66985_546145182073096_1229292716_nEric Dilley’s life was not going as he had hoped. A self-described addict and thief, he alternated his time between being in jail and being homeless.

“I would quit and relapse and quit and relapse,” Dilley said. “I lived healthier in jail than I did on the streets. I worked out daily and ate three meals a day, but every time I got released I eventually fell into the same destructive pattern.”

Then, he found a group gave him the support he needed to turn his life around – but it wasn’t a typical support group. It was the CrossFit Alpha Pack.

CrossFit is a strength and conditioning program that is best known for its affects on one’s physical health. For Eric Dilley, however, it was more than that. CrossFit helped him channel his addiction into something more productive, replacing pharmaceutical highs with personal bests. It’s had a greater impact on his life than he anticipated when he was first encouraged to give a try by SOMC Personal Trainer Andrew Cline.

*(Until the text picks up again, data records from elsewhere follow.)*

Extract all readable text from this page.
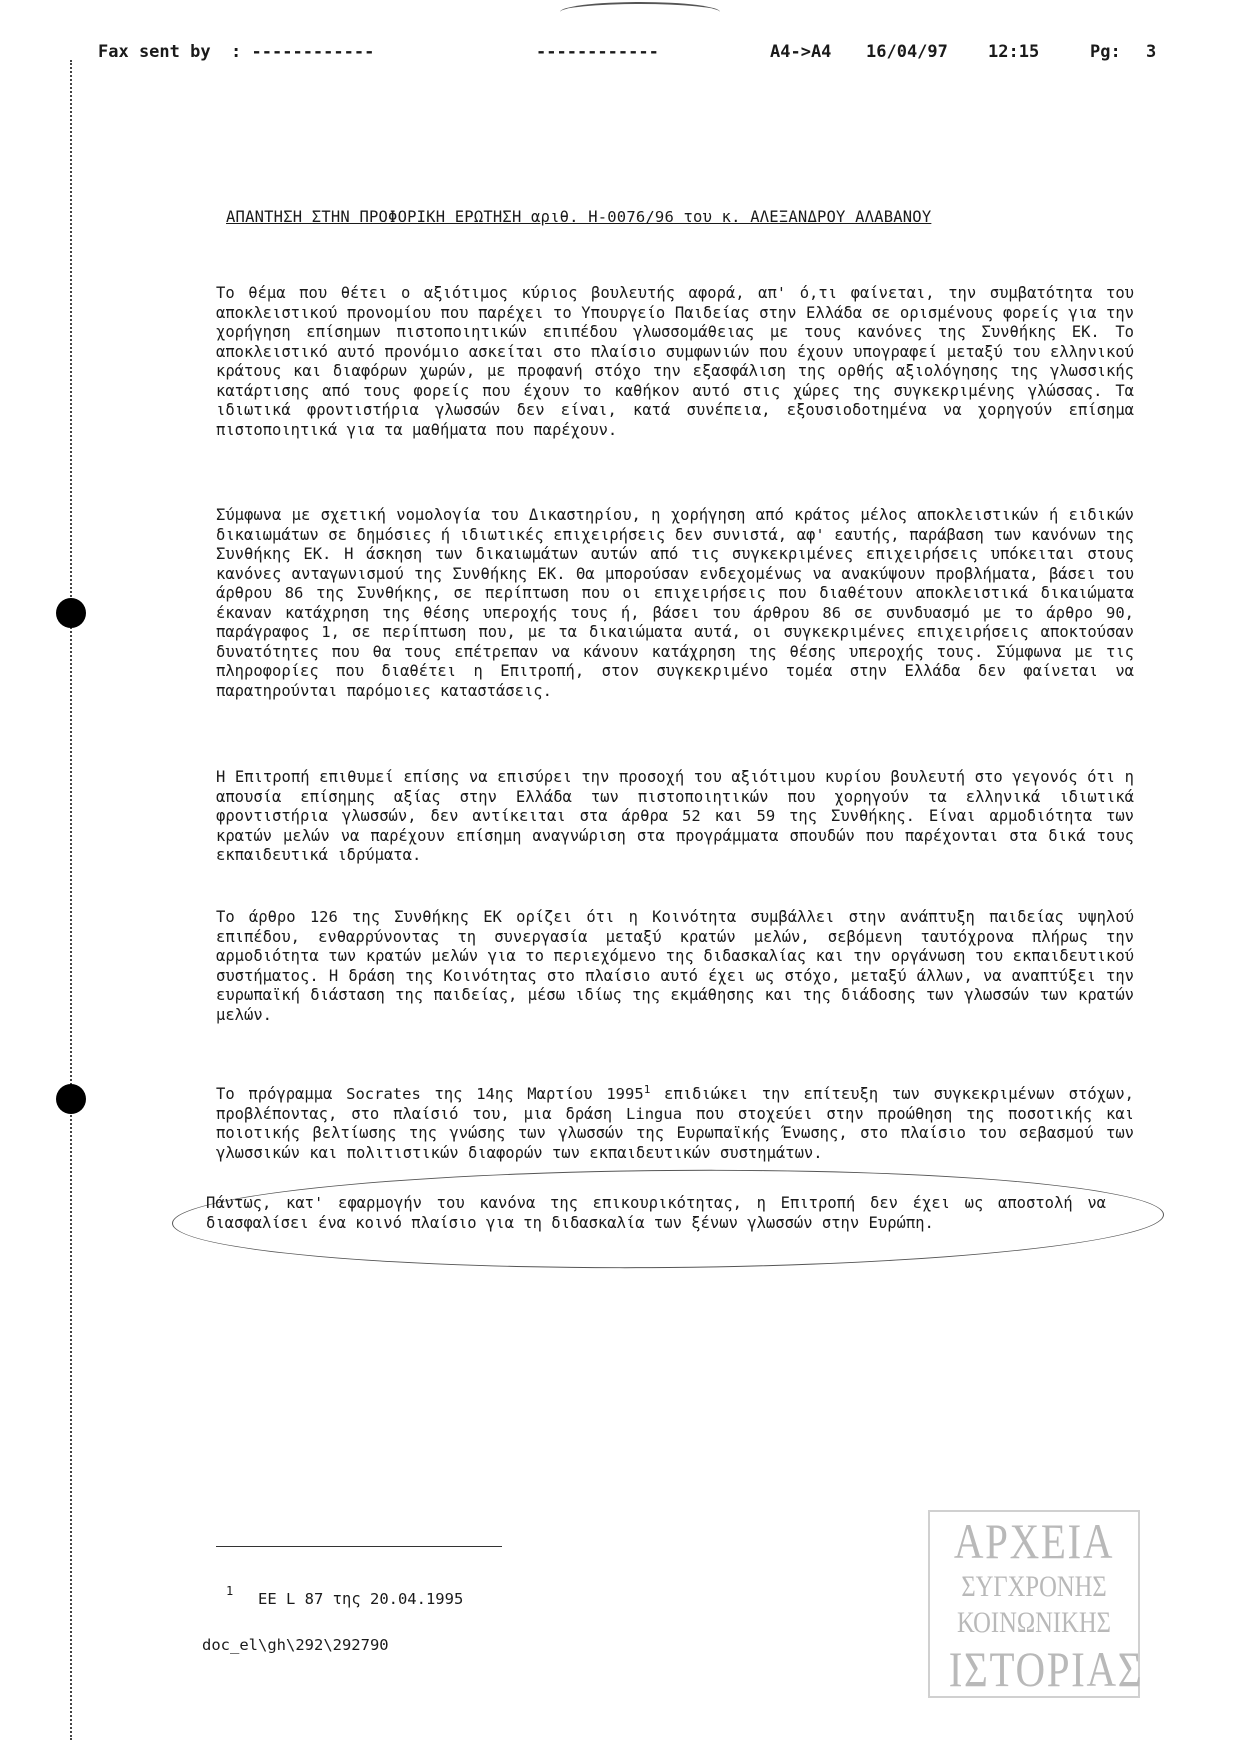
Fax sent by  : ------------

	------------

	A4->A4

16/04/97

12:15

	Pg:

3

ΑΠΑΝΤΗΣΗ ΣΤΗΝ ΠΡΟΦΟΡΙΚΗ ΕΡΩΤΗΣΗ αριθ. Η-0076/96 του κ. ΑΛΕΞΑΝΔΡΟΥ ΑΛΑΒΑΝΟΥ

Το θέμα που θέτει ο αξιότιμος κύριος βουλευτής αφορά, απ' ό,τι φαίνεται, την συμβατότητα του αποκλειστικού προνομίου που παρέχει το Υπουργείο Παιδείας στην Ελλάδα σε ορισμένους φορείς για την χορήγηση επίσημων πιστοποιητικών επιπέδου γλωσσομάθειας με τους κανόνες της Συνθήκης ΕΚ. Το αποκλειστικό αυτό προνόμιο ασκείται στο πλαίσιο συμφωνιών που έχουν υπογραφεί μεταξύ του ελληνικού κράτους και διαφόρων χωρών, με προφανή στόχο την εξασφάλιση της ορθής αξιολόγησης της γλωσσικής κατάρτισης από τους φορείς που έχουν το καθήκον αυτό στις χώρες της συγκεκριμένης γλώσσας. Τα ιδιωτικά φροντιστήρια γλωσσών δεν είναι, κατά συνέπεια, εξουσιοδοτημένα να χορηγούν επίσημα πιστοποιητικά για τα μαθήματα που παρέχουν.

Σύμφωνα με σχετική νομολογία του Δικαστηρίου, η χορήγηση από κράτος μέλος αποκλειστικών ή ειδικών δικαιωμάτων σε δημόσιες ή ιδιωτικές επιχειρήσεις δεν συνιστά, αφ' εαυτής, παράβαση των κανόνων της Συνθήκης ΕΚ. Η άσκηση των δικαιωμάτων αυτών από τις συγκεκριμένες επιχειρήσεις υπόκειται στους κανόνες ανταγωνισμού της Συνθήκης ΕΚ. Θα μπορούσαν ενδεχομένως να ανακύψουν προβλήματα, βάσει του άρθρου 86 της Συνθήκης, σε περίπτωση που οι επιχειρήσεις που διαθέτουν αποκλειστικά δικαιώματα έκαναν κατάχρηση της θέσης υπεροχής τους ή, βάσει του άρθρου 86 σε συνδυασμό με το άρθρο 90, παράγραφος 1, σε περίπτωση που, με τα δικαιώματα αυτά, οι συγκεκριμένες επιχειρήσεις αποκτούσαν δυνατότητες που θα τους επέτρεπαν να κάνουν κατάχρηση της θέσης υπεροχής τους. Σύμφωνα με τις πληροφορίες που διαθέτει η Επιτροπή, στον συγκεκριμένο τομέα στην Ελλάδα δεν φαίνεται να παρατηρούνται παρόμοιες καταστάσεις.

Η Επιτροπή επιθυμεί επίσης να επισύρει την προσοχή του αξιότιμου κυρίου βουλευτή στο γεγονός ότι η απουσία επίσημης αξίας στην Ελλάδα των πιστοποιητικών που χορηγούν τα ελληνικά ιδιωτικά φροντιστήρια γλωσσών, δεν αντίκειται στα άρθρα 52 και 59 της Συνθήκης. Είναι αρμοδιότητα των κρατών μελών να παρέχουν επίσημη αναγνώριση στα προγράμματα σπουδών που παρέχονται στα δικά τους εκπαιδευτικά ιδρύματα.

Το άρθρο 126 της Συνθήκης ΕΚ ορίζει ότι η Κοινότητα συμβάλλει στην ανάπτυξη παιδείας υψηλού επιπέδου, ενθαρρύνοντας τη συνεργασία μεταξύ κρατών μελών, σεβόμενη ταυτόχρονα πλήρως την αρμοδιότητα των κρατών μελών για το περιεχόμενο της διδασκαλίας και την οργάνωση του εκπαιδευτικού συστήματος. Η δράση της Κοινότητας στο πλαίσιο αυτό έχει ως στόχο, μεταξύ άλλων, να αναπτύξει την ευρωπαϊκή διάσταση της παιδείας, μέσω ιδίως της εκμάθησης και της διάδοσης των γλωσσών των κρατών μελών.

Το πρόγραμμα Socrates της 14ης Μαρτίου 1995$^1$ επιδιώκει την επίτευξη των συγκεκριμένων στόχων, προβλέποντας, στο πλαίσιό του, μια δράση Lingua που στοχεύει στην προώθηση της ποσοτικής και ποιοτικής βελτίωσης της γνώσης των γλωσσών της Ευρωπαϊκής Ένωσης, στο πλαίσιο του σεβασμού των γλωσσικών και πολιτιστικών διαφορών των εκπαιδευτικών συστημάτων.

Πάντως, κατ' εφαρμογήν του κανόνα της επικουρικότητας, η Επιτροπή δεν έχει ως αποστολή να διασφαλίσει ένα κοινό πλαίσιο για τη διδασκαλία των ξένων γλωσσών στην Ευρώπη.

1 EE L 87 της 20.04.1995
doc_el\gh\292\292790
ΑΡΧΕΙΑ
ΣΥΓΧΡΟΝΗΣ
ΚΟΙΝΩΝΙΚΗΣ
ΙΣΤΟΡΙΑΣ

For nearly two years, Cline has visited the STAR Community Justice Center to show others how CrossFit can help them overcome addiction. It was there that he and Dilley met.

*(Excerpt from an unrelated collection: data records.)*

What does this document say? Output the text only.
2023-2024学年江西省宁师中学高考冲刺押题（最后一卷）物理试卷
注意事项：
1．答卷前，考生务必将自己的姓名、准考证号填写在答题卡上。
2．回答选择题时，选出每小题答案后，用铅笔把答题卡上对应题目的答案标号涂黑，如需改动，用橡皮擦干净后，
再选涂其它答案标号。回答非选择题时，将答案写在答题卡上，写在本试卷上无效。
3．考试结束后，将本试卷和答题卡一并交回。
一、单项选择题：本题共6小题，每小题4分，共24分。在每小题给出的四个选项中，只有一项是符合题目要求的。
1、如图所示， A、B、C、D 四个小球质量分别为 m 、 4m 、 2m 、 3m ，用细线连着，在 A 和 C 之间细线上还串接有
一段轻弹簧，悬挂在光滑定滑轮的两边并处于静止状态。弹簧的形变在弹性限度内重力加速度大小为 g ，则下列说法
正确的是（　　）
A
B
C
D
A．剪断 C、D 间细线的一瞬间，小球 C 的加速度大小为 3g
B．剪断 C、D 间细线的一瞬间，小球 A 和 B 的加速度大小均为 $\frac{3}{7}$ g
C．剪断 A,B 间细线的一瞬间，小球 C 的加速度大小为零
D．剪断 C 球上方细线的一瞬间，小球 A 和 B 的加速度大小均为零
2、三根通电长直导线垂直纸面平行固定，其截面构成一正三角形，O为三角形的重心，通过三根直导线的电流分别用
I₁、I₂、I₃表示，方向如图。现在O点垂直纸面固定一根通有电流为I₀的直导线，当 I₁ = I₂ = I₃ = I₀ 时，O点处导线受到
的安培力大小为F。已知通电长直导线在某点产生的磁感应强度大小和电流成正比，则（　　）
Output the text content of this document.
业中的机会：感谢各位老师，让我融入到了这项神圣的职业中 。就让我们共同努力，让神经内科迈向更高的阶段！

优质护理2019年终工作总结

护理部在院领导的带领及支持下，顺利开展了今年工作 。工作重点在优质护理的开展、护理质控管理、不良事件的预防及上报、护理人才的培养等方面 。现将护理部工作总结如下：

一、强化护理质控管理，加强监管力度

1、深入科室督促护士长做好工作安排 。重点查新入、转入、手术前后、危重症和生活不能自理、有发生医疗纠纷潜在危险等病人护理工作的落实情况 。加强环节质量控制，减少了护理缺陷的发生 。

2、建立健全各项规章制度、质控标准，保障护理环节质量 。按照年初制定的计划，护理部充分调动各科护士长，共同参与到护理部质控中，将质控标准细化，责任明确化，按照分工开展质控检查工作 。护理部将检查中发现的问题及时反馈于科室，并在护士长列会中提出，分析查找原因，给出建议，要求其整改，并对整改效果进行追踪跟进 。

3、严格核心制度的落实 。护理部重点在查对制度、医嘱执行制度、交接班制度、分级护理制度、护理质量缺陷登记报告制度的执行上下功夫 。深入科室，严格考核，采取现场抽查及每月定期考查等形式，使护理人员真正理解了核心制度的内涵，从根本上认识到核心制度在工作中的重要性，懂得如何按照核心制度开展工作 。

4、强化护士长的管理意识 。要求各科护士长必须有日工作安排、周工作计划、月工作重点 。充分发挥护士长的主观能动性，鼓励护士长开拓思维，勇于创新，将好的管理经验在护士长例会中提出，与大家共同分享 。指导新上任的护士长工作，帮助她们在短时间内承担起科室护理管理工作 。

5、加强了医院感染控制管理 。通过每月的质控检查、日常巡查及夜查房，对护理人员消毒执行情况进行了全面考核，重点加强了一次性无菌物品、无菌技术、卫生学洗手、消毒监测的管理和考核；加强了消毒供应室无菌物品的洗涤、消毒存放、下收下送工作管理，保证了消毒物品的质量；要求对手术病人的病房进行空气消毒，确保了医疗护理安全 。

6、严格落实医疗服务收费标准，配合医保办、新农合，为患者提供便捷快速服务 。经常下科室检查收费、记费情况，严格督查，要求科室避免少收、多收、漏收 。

“Most of the people there have realized how much drugs have wrecked their bodies,” Cline said. “I think this leads to them not wanting to touch the stuff anymore. CrossFit helps them do that by giving them a positive way to make themselves feel good.”

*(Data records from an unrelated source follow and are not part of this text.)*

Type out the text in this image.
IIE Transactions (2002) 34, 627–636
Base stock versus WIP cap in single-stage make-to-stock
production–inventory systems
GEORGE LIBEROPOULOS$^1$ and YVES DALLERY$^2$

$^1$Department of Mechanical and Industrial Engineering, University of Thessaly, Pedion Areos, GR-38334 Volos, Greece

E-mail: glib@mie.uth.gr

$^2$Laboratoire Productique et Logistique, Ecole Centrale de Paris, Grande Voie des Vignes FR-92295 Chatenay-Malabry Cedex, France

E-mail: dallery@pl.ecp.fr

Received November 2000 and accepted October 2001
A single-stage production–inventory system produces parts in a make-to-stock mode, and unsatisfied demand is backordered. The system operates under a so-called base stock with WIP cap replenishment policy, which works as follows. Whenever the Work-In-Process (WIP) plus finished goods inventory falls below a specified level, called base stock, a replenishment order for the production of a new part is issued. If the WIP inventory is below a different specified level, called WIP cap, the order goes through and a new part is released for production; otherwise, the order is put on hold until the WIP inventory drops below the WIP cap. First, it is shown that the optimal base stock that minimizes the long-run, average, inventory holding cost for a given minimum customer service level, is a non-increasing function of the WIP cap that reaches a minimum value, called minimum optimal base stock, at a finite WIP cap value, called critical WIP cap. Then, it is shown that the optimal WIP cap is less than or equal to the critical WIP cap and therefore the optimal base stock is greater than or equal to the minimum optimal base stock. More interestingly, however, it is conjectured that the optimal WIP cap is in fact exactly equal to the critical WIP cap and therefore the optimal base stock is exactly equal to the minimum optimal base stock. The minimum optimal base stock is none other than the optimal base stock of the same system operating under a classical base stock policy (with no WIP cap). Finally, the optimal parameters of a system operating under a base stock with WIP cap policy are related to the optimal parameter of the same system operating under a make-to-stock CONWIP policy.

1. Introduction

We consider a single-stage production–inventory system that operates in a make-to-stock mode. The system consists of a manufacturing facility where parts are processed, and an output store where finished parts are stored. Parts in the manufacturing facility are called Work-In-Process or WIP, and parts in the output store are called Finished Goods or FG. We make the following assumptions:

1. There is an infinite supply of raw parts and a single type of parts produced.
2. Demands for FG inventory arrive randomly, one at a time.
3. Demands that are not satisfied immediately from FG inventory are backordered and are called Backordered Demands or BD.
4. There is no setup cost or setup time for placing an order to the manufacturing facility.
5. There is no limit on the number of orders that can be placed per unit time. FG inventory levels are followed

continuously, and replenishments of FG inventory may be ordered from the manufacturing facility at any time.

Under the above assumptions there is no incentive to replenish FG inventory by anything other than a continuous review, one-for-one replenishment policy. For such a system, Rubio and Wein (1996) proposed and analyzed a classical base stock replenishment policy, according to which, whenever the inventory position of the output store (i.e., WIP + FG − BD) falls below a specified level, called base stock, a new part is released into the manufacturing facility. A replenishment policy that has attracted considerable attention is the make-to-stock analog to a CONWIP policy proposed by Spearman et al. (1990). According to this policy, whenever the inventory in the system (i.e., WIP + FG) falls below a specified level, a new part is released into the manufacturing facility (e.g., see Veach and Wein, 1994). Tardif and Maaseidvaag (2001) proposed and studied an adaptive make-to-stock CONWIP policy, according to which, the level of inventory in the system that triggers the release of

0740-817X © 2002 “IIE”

Although he was initially skeptical, Dilley gave CrossFit a shot – and found it to be everything Cline had promised and more.

“Once I got there, my first impression was that I’d found my home,” Dilley said. “As a former high school athlete, the CrossFit ‘box’ – which is what they call their gym – was just like the place I used to work out. I was surprised by how non-judgmental and encouraging everyone was. Some people there get more excited for other people’s personal records than their own.”

Dilley still struggles with the highs and lows of sobriety, and admits that during the lows he thinks it might be easier if he fell back into old habits. When that happens, he thinks of his family – both at home and in the ‘box.’ It’s worked for him, and it’s something he’d recommend to others who are living a life that doesn’t feel like their own.

“When I do something that I know is wrong, the longer I do it the more pain it causes,” Dilley said. “It’s like holding a cup of water out in front of you. It never gets any heavier… but the longer you hold it, the heavier it feels. It will continue to get heavier until you put it down.”

Eric Dilley knows firsthand how difficult it can be to put that cup of water down – and he knows how rewarding it is to pick up the weights instead.